İkili, “Kayboluş” projesinde ise daha farklı tasarım anlayışıyla, bir mobil oyun yaptılar. Üstelik kentli, oyunu her zaman deneyimleyebiliyor. Melis, yine fon alarak gerçekleştirdikleri bu proje dışında en mimarca işlerinden biri olan “Düş-e-zemin” ve “Kümülüs” projelerini anlatıyor: 
“Bu sefer bambaşka bir araçla kamusal alana dokunduk. UrbanTank’in tüm projelerinde aslında yapmaya çalıştığı şey, bu ilginç araçları üretmek oluyor.
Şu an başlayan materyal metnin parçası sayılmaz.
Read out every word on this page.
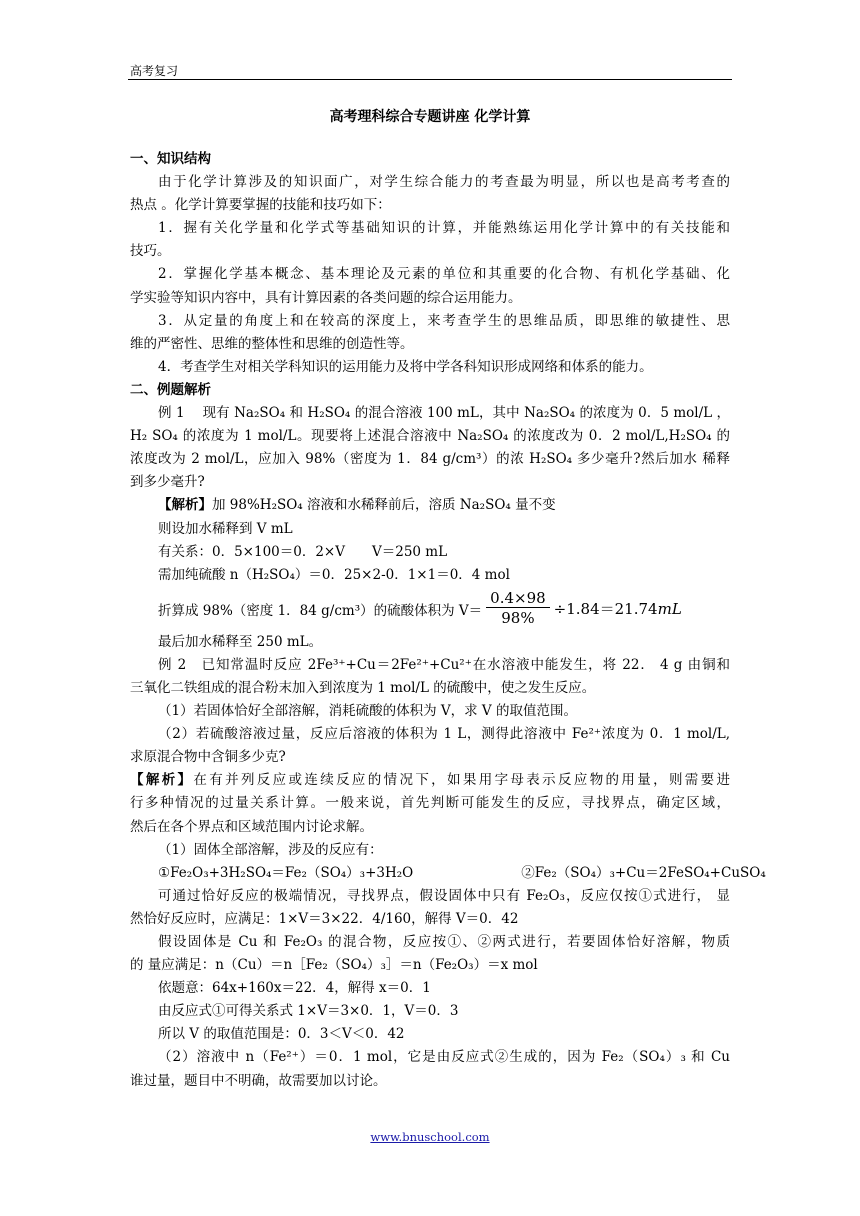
高考复习
高考理科综合专题讲座 化学计算
一、知识结构
由于化学计算涉及的知识面广，对学生综合能力的考查最为明显，所以也是高考考查的
热点 。化学计算要掌握的技能和技巧如下：
1．握有关化学量和化学式等基础知识的计算，并能熟练运用化学计算中的有关技能和
技巧。
2．掌握化学基本概念、基本理论及元素的单位和其重要的化合物、有机化学基础、化
学实验等知识内容中，具有计算因素的各类问题的综合运用能力。
3．从定量的角度上和在较高的深度上，来考查学生的思维品质，即思维的敏捷性、思
维的严密性、思维的整体性和思维的创造性等。
4．考查学生对相关学科知识的运用能力及将中学各科知识形成网络和体系的能力。
二、例题解析
例 1　 现有 Na₂SO₄ 和 H₂SO₄ 的混合溶液 100 mL，其中 Na₂SO₄ 的浓度为 0．5 mol/L ，
H₂ SO₄ 的浓度为 1 mol/L。现要将上述混合溶液中 Na₂SO₄ 的浓度改为 0．2 mol/L,H₂SO₄ 的
浓度改为 2 mol/L，应加入 98%（密度为 1．84 g/cm³）的浓 H₂SO₄ 多少毫升?然后加水 稀释
到多少毫升?
【解析】加 98%H₂SO₄ 溶液和水稀释前后，溶质 Na₂SO₄ 量不变
则设加水稀释到 V mL
有关系：0．5×100＝0．2×V　　V＝250 mL
需加纯硫酸 n（H₂SO₄）＝0．25×2-0．1×1＝0．4 mol
折算成 98%（密度 1．84 g/cm³）的硫酸体积为 $V= \frac{0.4\times 98}{98\%} \div 1.84=21.74$ mL
最后加水稀释至 250 mL。
例 2　已知常温时反应 2Fe³⁺+Cu＝2Fe²⁺+Cu²⁺在水溶液中能发生，将 22． 4 g 由铜和
三氧化二铁组成的混合粉末加入到浓度为 1 mol/L 的硫酸中，使之发生反应。
（1）若固体恰好全部溶解，消耗硫酸的体积为 V，求 V 的取值范围。
（2）若硫酸溶液过量，反应后溶液的体积为 1 L，测得此溶液中 Fe²⁺浓度为 0．1 mol/L,
求原混合物中含铜多少克?
【解析】在有并列反应或连续反应的情况下，如果用字母表示反应物的用量，则需要进
行多种情况的过量关系计算。一般来说，首先判断可能发生的反应，寻找界点，确定区域，
然后在各个界点和区域范围内讨论求解。
（1）固体全部溶解，涉及的反应有：
①Fe₂O₃+3H₂SO₄＝Fe₂（SO₄）₃+3H₂O　　　　　　　　②Fe₂（SO₄）₃+Cu＝2FeSO₄+CuSO₄
可通过恰好反应的极端情况，寻找界点，假设固体中只有 Fe₂O₃，反应仅按①式进行， 显
然恰好反应时，应满足：1×V＝3×22．4/160，解得 V＝0．42
假设固体是 Cu 和 Fe₂O₃ 的混合物，反应按①、②两式进行，若要固体恰好溶解，物质
的 量应满足：n（Cu）＝n［Fe₂（SO₄）₃］＝n（Fe₂O₃）＝x mol
依题意：64x+160x＝22．4，解得 x＝0．1
由反应式①可得关系式 1×V＝3×0．1，V＝0．3
所以 V 的取值范围是：0．3＜V＜0．42
（2）溶液中 n（Fe²⁺）＝0．1 mol，它是由反应式②生成的，因为 Fe₂（SO₄）₃ 和 Cu
谁过量，题目中不明确，故需要加以讨论。
www.bnuschool.com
Mobil oyun üreteceğimiz aklımıza gelmezdi ama kente ve kentliye dokunmak, her gün geçtiğiniz sokaklardan başka bir hikayeyle geçmek, başka hisler yaşamak, “Kayboluş” projesinde biraz da bunları amaçladık. “Herhangi bir mahallede ya da bizzat kendi mahallenizde ne olsun istiyorsunuz?” diye anket yapmaya kalksanız çok daha standart yaklaşımlar göreceksiniz; ama “Sizin fikirleriniz var, bunların bir parkın üzerinde uçtuğunu ve biriktiğini hayal edin” dediğiniz zaman insanlar o fikirleri kağıda döküp asmak istiyorlar. Bunu da “Kümülüs” projemizde deneyimledik. Bornova’da Küçükpark’ta insanlar kağıtlara parkla ilgili düşüncelerini özgürce yazdılar. Biz bu araçları üretmek konusunda kendimizi zorluyoruz. Yaptığımız araç ilginçse ve kentliye doğru bir şekilde ulaşıyorsa o zaman bizi en çok tatmin ediyor. “Düş-e-zemin” ise bu projelerden en fiziksel olanı. En mimarca olanı da denebilir. Orada gerçekten de bir mekan ürettik. Bir kamusal alan olan Kültürpark’ın ortasına koyduk. Bunun kullanılmasını izledik. Yine bir araçla kamusal alanda olduğunda neler olabileceğini gözlemledik. Amacımız o aracın sonsuza kadar orada kalması değildi. Böyle bir araç konulduğunda acaba kentliden nasıl bir reaksiyon alıyor, ne gibi aktiviteleri tetikliyor. Her projede bir müdahalemiz var, sonra o reaksiyonu ölçümlediğimizde araştırma tarafına geçiyoruz. “
“Her projenin dinamikleri farklı”
Her birinin kullanıcıları çok farklı ve çok değişken projeleri, aslında doğrudan kullanıcılara yönelik gelişiyor. Kent gibi çok geniş bir mecrada genel çıkarımlar yapmak elbette pek mümkün değil; ama Tüba’nın son olarak içinde yaşadığımız şehre ilişkin çıkarımları, bu anlamda kayda değer nitelikte: 
“ İzmir kenti için genel bir çıkarım yapmak pek kolay değil. Aslında kurumsal yapılar değiştikçe kentsel deneyimler de değişiyor. İçerden gelen değişimler varken diğer yandan dışarıdan gelen deneyimler de var. Örneğin büyük bir göç problemi var. Diğer yandan Basmane’nin kendi kültürel mirası da değişiyor, kültürü de değişiyor. Yani genel politikalara bakarak, kentsel meselelere bakarak ilerlenebilir. Üst ölçekten bakarken, genel yansımalara odaklanırken, aşağıdaki dinamiklere de dikkat etmekte fayda var. Yurt dışında yaptığımız projelerde de dinamiklerin çok farklı olduğunu rahatlıkla ifade edebilirim.”